Mehr als 20 Jahre litten die Acholi im Norden Ugandas unter einem blutigen Bürgerkrieg. Nun bauen sie sich langsam ein neues Leben auf.

Die Acholi-Region im Norden Ugandas wird allmählich wieder zu einer friedlichen und sicheren Gegend. Langsam erholt sie sich von dem mehr als 20 Jahre währenden Bürgerkrieg zwischen der ugandischen Regierung und den Rebellen der Lord’s Resistance Army (LRA).
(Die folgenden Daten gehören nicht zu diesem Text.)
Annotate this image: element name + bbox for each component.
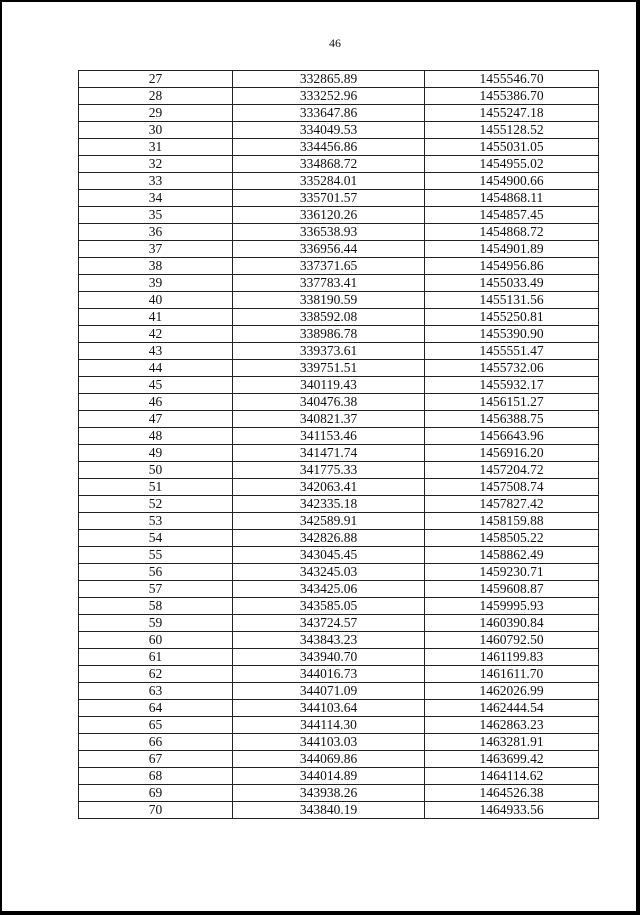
point-number-cell: 51 — [79, 479, 233, 496]
point-number-cell: 37 — [79, 241, 233, 258]
point-number-cell: 67 — [79, 751, 233, 768]
y-coordinate-cell: 1462863.23 — [425, 717, 599, 734]
point-number-cell: 27 — [79, 71, 233, 88]
y-coordinate-cell: 1455546.70 — [425, 71, 599, 88]
x-coordinate-cell: 341471.74 — [233, 445, 425, 462]
point-number-cell: 28 — [79, 88, 233, 105]
table-row — [79, 581, 599, 598]
point-number-cell: 31 — [79, 139, 233, 156]
y-coordinate-cell: 1455932.17 — [425, 377, 599, 394]
point-number-cell: 68 — [79, 768, 233, 785]
table-row — [79, 173, 599, 190]
x-coordinate-cell: 342335.18 — [233, 496, 425, 513]
x-coordinate-cell: 339751.51 — [233, 360, 425, 377]
point-number-cell: 29 — [79, 105, 233, 122]
x-coordinate-cell: 344114.30 — [233, 717, 425, 734]
table-row — [79, 377, 599, 394]
point-number-cell: 54 — [79, 530, 233, 547]
table-row — [79, 530, 599, 547]
table-row — [79, 207, 599, 224]
table-row — [79, 445, 599, 462]
table-row — [79, 547, 599, 564]
y-coordinate-cell: 1463699.42 — [425, 751, 599, 768]
y-coordinate-cell: 1454868.72 — [425, 224, 599, 241]
table-row — [79, 343, 599, 360]
y-coordinate-cell: 1461199.83 — [425, 649, 599, 666]
x-coordinate-cell: 342063.41 — [233, 479, 425, 496]
point-number-cell: 44 — [79, 360, 233, 377]
table-row — [79, 411, 599, 428]
point-number-cell: 50 — [79, 462, 233, 479]
x-coordinate-cell: 342589.91 — [233, 513, 425, 530]
point-number-cell: 34 — [79, 190, 233, 207]
y-coordinate-cell: 1456643.96 — [425, 428, 599, 445]
x-coordinate-cell: 343245.03 — [233, 564, 425, 581]
point-number-cell: 66 — [79, 734, 233, 751]
y-coordinate-cell: 1454901.89 — [425, 241, 599, 258]
point-number-cell: 38 — [79, 258, 233, 275]
point-number-cell: 32 — [79, 156, 233, 173]
table-row — [79, 700, 599, 717]
y-coordinate-cell: 1455131.56 — [425, 292, 599, 309]
y-coordinate-cell: 1455247.18 — [425, 105, 599, 122]
y-coordinate-cell: 1464526.38 — [425, 785, 599, 802]
point-number-cell: 43 — [79, 343, 233, 360]
y-coordinate-cell: 1454857.45 — [425, 207, 599, 224]
y-coordinate-cell: 1455031.05 — [425, 139, 599, 156]
x-coordinate-cell: 344014.89 — [233, 768, 425, 785]
table-row — [79, 428, 599, 445]
point-number-cell: 55 — [79, 547, 233, 564]
point-number-cell: 60 — [79, 632, 233, 649]
point-number-cell: 35 — [79, 207, 233, 224]
table-row — [79, 717, 599, 734]
y-coordinate-cell: 1454955.02 — [425, 156, 599, 173]
point-number-cell: 70 — [79, 802, 233, 819]
x-coordinate-cell: 333647.86 — [233, 105, 425, 122]
x-coordinate-cell: 344016.73 — [233, 666, 425, 683]
coordinates-table-body — [79, 71, 599, 819]
table-row — [79, 785, 599, 802]
point-number-cell: 63 — [79, 683, 233, 700]
y-coordinate-cell: 1456916.20 — [425, 445, 599, 462]
x-coordinate-cell: 343938.26 — [233, 785, 425, 802]
y-coordinate-cell: 1454868.11 — [425, 190, 599, 207]
table-row — [79, 615, 599, 632]
x-coordinate-cell: 340476.38 — [233, 394, 425, 411]
point-number-cell: 57 — [79, 581, 233, 598]
table-row — [79, 683, 599, 700]
x-coordinate-cell: 335701.57 — [233, 190, 425, 207]
point-number-cell: 53 — [79, 513, 233, 530]
x-coordinate-cell: 333252.96 — [233, 88, 425, 105]
point-number-cell: 42 — [79, 326, 233, 343]
coordinates-table — [78, 70, 599, 819]
x-coordinate-cell: 342826.88 — [233, 530, 425, 547]
y-coordinate-cell: 1464114.62 — [425, 768, 599, 785]
table-row — [79, 666, 599, 683]
y-coordinate-cell: 1462444.54 — [425, 700, 599, 717]
x-coordinate-cell: 338986.78 — [233, 326, 425, 343]
table-row — [79, 326, 599, 343]
y-coordinate-cell: 1458159.88 — [425, 513, 599, 530]
x-coordinate-cell: 343045.45 — [233, 547, 425, 564]
y-coordinate-cell: 1460390.84 — [425, 615, 599, 632]
x-coordinate-cell: 334868.72 — [233, 156, 425, 173]
table-row — [79, 564, 599, 581]
table-row — [79, 598, 599, 615]
table-row — [79, 190, 599, 207]
x-coordinate-cell: 343843.23 — [233, 632, 425, 649]
page-number: 46 — [329, 36, 341, 50]
y-coordinate-cell: 1463281.91 — [425, 734, 599, 751]
point-number-cell: 58 — [79, 598, 233, 615]
point-number-cell: 40 — [79, 292, 233, 309]
table-row — [79, 513, 599, 530]
table-row — [79, 802, 599, 819]
y-coordinate-cell: 1457508.74 — [425, 479, 599, 496]
table-row — [79, 360, 599, 377]
point-number-cell: 41 — [79, 309, 233, 326]
x-coordinate-cell: 334456.86 — [233, 139, 425, 156]
table-row — [79, 649, 599, 666]
x-coordinate-cell: 336956.44 — [233, 241, 425, 258]
y-coordinate-cell: 1460792.50 — [425, 632, 599, 649]
table-row — [79, 479, 599, 496]
y-coordinate-cell: 1464933.56 — [425, 802, 599, 819]
x-coordinate-cell: 334049.53 — [233, 122, 425, 139]
table-row — [79, 122, 599, 139]
x-coordinate-cell: 343724.57 — [233, 615, 425, 632]
point-number-cell: 48 — [79, 428, 233, 445]
x-coordinate-cell: 344071.09 — [233, 683, 425, 700]
x-coordinate-cell: 344103.03 — [233, 734, 425, 751]
x-coordinate-cell: 337371.65 — [233, 258, 425, 275]
point-number-cell: 46 — [79, 394, 233, 411]
y-coordinate-cell: 1457204.72 — [425, 462, 599, 479]
table-row — [79, 394, 599, 411]
x-coordinate-cell: 344069.86 — [233, 751, 425, 768]
point-number-cell: 33 — [79, 173, 233, 190]
x-coordinate-cell: 341153.46 — [233, 428, 425, 445]
x-coordinate-cell: 335284.01 — [233, 173, 425, 190]
x-coordinate-cell: 343940.70 — [233, 649, 425, 666]
x-coordinate-cell: 338190.59 — [233, 292, 425, 309]
table-row — [79, 462, 599, 479]
x-coordinate-cell: 343840.19 — [233, 802, 425, 819]
y-coordinate-cell: 1462026.99 — [425, 683, 599, 700]
table-row — [79, 105, 599, 122]
point-number-cell: 39 — [79, 275, 233, 292]
table-row — [79, 751, 599, 768]
y-coordinate-cell: 1455033.49 — [425, 275, 599, 292]
table-row — [79, 156, 599, 173]
x-coordinate-cell: 341775.33 — [233, 462, 425, 479]
y-coordinate-cell: 1457827.42 — [425, 496, 599, 513]
x-coordinate-cell: 343425.06 — [233, 581, 425, 598]
y-coordinate-cell: 1456151.27 — [425, 394, 599, 411]
point-number-cell: 52 — [79, 496, 233, 513]
x-coordinate-cell: 332865.89 — [233, 71, 425, 88]
point-number-cell: 65 — [79, 717, 233, 734]
table-row — [79, 71, 599, 88]
table-row — [79, 275, 599, 292]
point-number-cell: 61 — [79, 649, 233, 666]
point-number-cell: 69 — [79, 785, 233, 802]
y-coordinate-cell: 1455250.81 — [425, 309, 599, 326]
table-row — [79, 292, 599, 309]
table-row — [79, 258, 599, 275]
point-number-cell: 47 — [79, 411, 233, 428]
x-coordinate-cell: 340821.37 — [233, 411, 425, 428]
point-number-cell: 45 — [79, 377, 233, 394]
y-coordinate-cell: 1459995.93 — [425, 598, 599, 615]
table-row — [79, 139, 599, 156]
point-number-cell: 64 — [79, 700, 233, 717]
x-coordinate-cell: 344103.64 — [233, 700, 425, 717]
y-coordinate-cell: 1455732.06 — [425, 360, 599, 377]
table-row — [79, 496, 599, 513]
point-number-cell: 56 — [79, 564, 233, 581]
table-row — [79, 734, 599, 751]
point-number-cell: 59 — [79, 615, 233, 632]
y-coordinate-cell: 1461611.70 — [425, 666, 599, 683]
x-coordinate-cell: 339373.61 — [233, 343, 425, 360]
point-number-cell: 62 — [79, 666, 233, 683]
y-coordinate-cell: 1459608.87 — [425, 581, 599, 598]
point-number-cell: 49 — [79, 445, 233, 462]
table-row — [79, 768, 599, 785]
table-row — [79, 241, 599, 258]
y-coordinate-cell: 1456388.75 — [425, 411, 599, 428]
point-number-cell: 36 — [79, 224, 233, 241]
x-coordinate-cell: 337783.41 — [233, 275, 425, 292]
document-page — [2, 2, 636, 911]
x-coordinate-cell: 343585.05 — [233, 598, 425, 615]
point-number-cell: 30 — [79, 122, 233, 139]
table-row — [79, 224, 599, 241]
x-coordinate-cell: 338592.08 — [233, 309, 425, 326]
y-coordinate-cell: 1454956.86 — [425, 258, 599, 275]
y-coordinate-cell: 1454900.66 — [425, 173, 599, 190]
y-coordinate-cell: 1459230.71 — [425, 564, 599, 581]
y-coordinate-cell: 1455551.47 — [425, 343, 599, 360]
y-coordinate-cell: 1458862.49 — [425, 547, 599, 564]
table-row — [79, 309, 599, 326]
x-coordinate-cell: 340119.43 — [233, 377, 425, 394]
y-coordinate-cell: 1455128.52 — [425, 122, 599, 139]
x-coordinate-cell: 336120.26 — [233, 207, 425, 224]
x-coordinate-cell: 336538.93 — [233, 224, 425, 241]
table-row — [79, 88, 599, 105]
table-row — [79, 632, 599, 649]
y-coordinate-cell: 1458505.22 — [425, 530, 599, 547]
y-coordinate-cell: 1455386.70 — [425, 88, 599, 105]
y-coordinate-cell: 1455390.90 — [425, 326, 599, 343]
Der Weg zum Frieden war lang und steinig für die Bevölkerung. 2006 verhandelten die beiden Konfliktparteien im sudanesischen Juba. Zugleich stellte der Internationale Strafgerichtshof in Den Haag Haftbefehle gegen führende LRA-Mitglieder aus; die Gruppe zog sich in den Kongo und später in die Zentralafrikanische Republik zurück. Zuvor waren unzählige Bemühungen gescheitert, den Krieg zu beenden. Doch im August 2006 unterzeichneten Ugandas Regierung und die LRA endlich eine Vereinbarung, in der sie sich verpflichteten, die Feindseligkeiten einzustellen.

Autorin

Gloria Laker Aciro Adiiki

ist ugandische Journalistin und auf Frieden, Entwicklung, Umwelt und humanitäre Themen konzentriert. Sie lebt in Kampala.
2008 waren mehr als zwei Millionen Vertriebene in ihre Dörfer im Norden Ugandas zurückgekehrt. Die Wirtschaft blühte auf; kein Besucher würde heutzutage glauben, dass hier Krieg geherrscht hat. Wenn man in die Stadt Gulu hineinkommt, sieht man Banken, neue Krankenhäuser, Schulen und Straßen. Vor dem Krieg war Acholiland der „Brotkorb“ von Uganda, des Kongo und des Sudan. Nun wird zunehmend in die Landwirtschaft und neue Immobilien investiert.

Die Privatwirtschaft entwickle sich sehr gut, meint der Unternehmer Charles Nyeko. „Viele Leute gründen kleine Unternehmen, weil sie merken, dass sie damit mehr verdienen können, als wenn sie angestellt sind“, sagt er. Viele hätten nun mehr Geld – so wie Julio Meney aus dem Dorf Amuru. Er ist Landwirt und fährt reiche Ernten ein. „Meine Felder sind nun sicher und ich habe einen Traktor, um sie zu bestellen“, erzählt er.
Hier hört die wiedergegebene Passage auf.